Trois notables aux vies transparentes, qui avaient fait leurs études de médecine ensemble. Avec le chirurgien Alain Vénoret, revenu à Brest après de nombreuses années d’absence, ils formaient un joyeux quatuor : « la petite bande ». Pourquoi se sont-ils séparés brusquement ? Que leur a chuchoté cette mystérieuse voix pour les troubler à ce point ? Et pourquoi Alain a-t-il été épargné ?
 
Jean-François Coatmeur distille, avec une savante maîtrise, une sombre histoire dont on ne sort pas indemne.




Les fans -dont je fais partie- n'avaient pas eu l'occasion de lire Jean-François Coatmeur depuis 2012 et son machiavélique "Ouest Barbare". Quatre ans donc qu'on attendait le nouveau roman du lauréat du grand prix de littérature policière 1976 et de nombreux autres prix. Une éternité ! C'est dire notre impatience. Alors quand j'ai appris qu'un nouveau roman venait de sortir, je me suis jeté dessus. 
Le pitch ne paraît pas très original, disons-le. Un viol, une histoire de vengeance. Ouais, déjà lu ce genre d'histoire. Sauf qu'avec Jean-François Coatmeur, le banal se transforme vite en chemin sinueux dans lequel le lecteur se perd, s'égare et dont les certitudes s'ébranlent au fur et à mesure du récit. 
Dans ce roman, tous les ingrédients propre à Coatmeur sont réunis : une histoire familiale compliquée (Nanou et sa fille Chris dont la vie va basculer après la mort de sa mère), des notables à l'intégrité douteuse (Vénoret et ses amis), un cadre géographique propice aux mystères (Brest) et bien sûr un plan tortueux.
Les connaisseurs reconnaîtront la trame qui a servi de base à la nouvelle publiée dans le recueil "Brest, l'ancre noire" mais il ne s'agit vraiment pas d'une version allongée de "les mains qui s'ouvrent". Les noces macabres, c'est bien un roman, un vrai -certes un peu court- avec une vraie intrigue et des personnages dont on ne perçoit pas tout de suite les personnalités. 
Le récit se déroule sur deux périodes différentes. Tout commence en 1987 à Brest et finit en 2012 à Brest  aussi mais après avoir voyagé à Paris et du côté du Mans. La boucle est bouclée et Coatmeur nous convie même à une petite balade au grand rassemblement de bateau. 

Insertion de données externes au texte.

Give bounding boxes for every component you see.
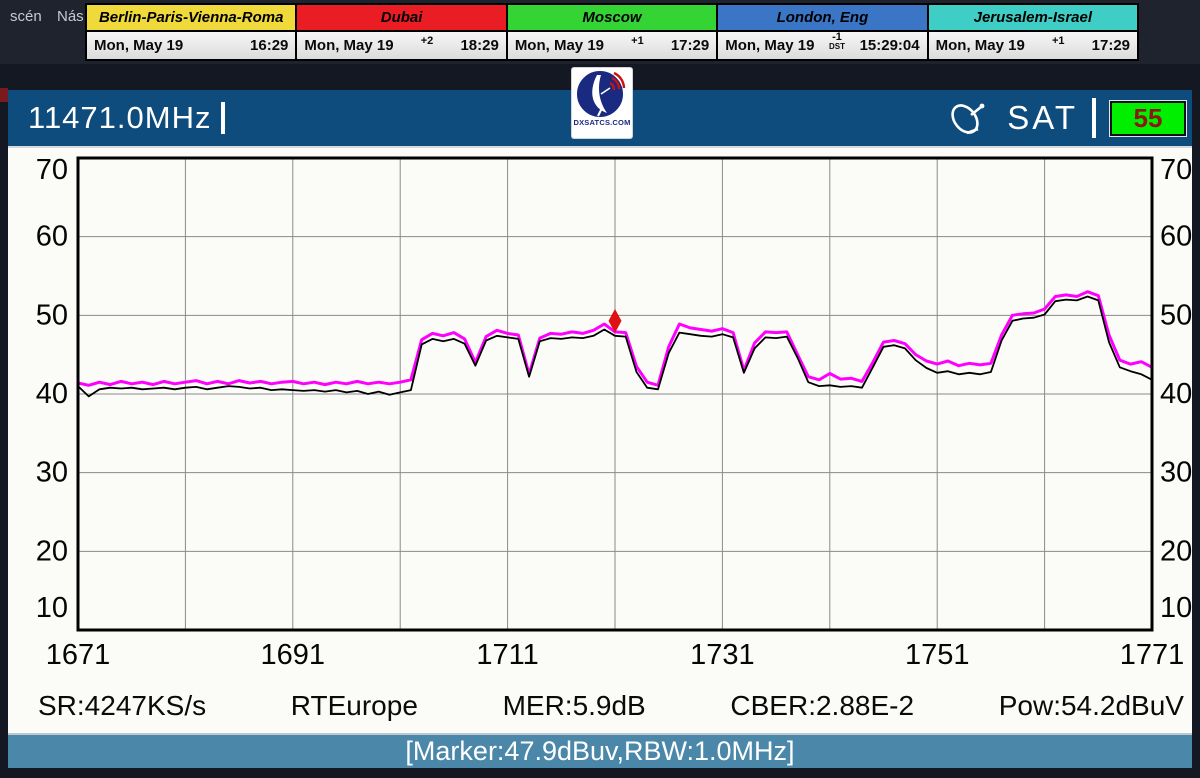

Ouvrir un livre de Coatmeur, c'est toujours l'assurance de vivre un très bon moment. Avec les noces macabres, on ne déroge pas à la règle même s'il est lu très rapidement. Pour ma part, j'aurai bien aimé une cinquantaine de pages supplémentaires. 

"Les noces macabres" est disponible aux éditions Albin Michel.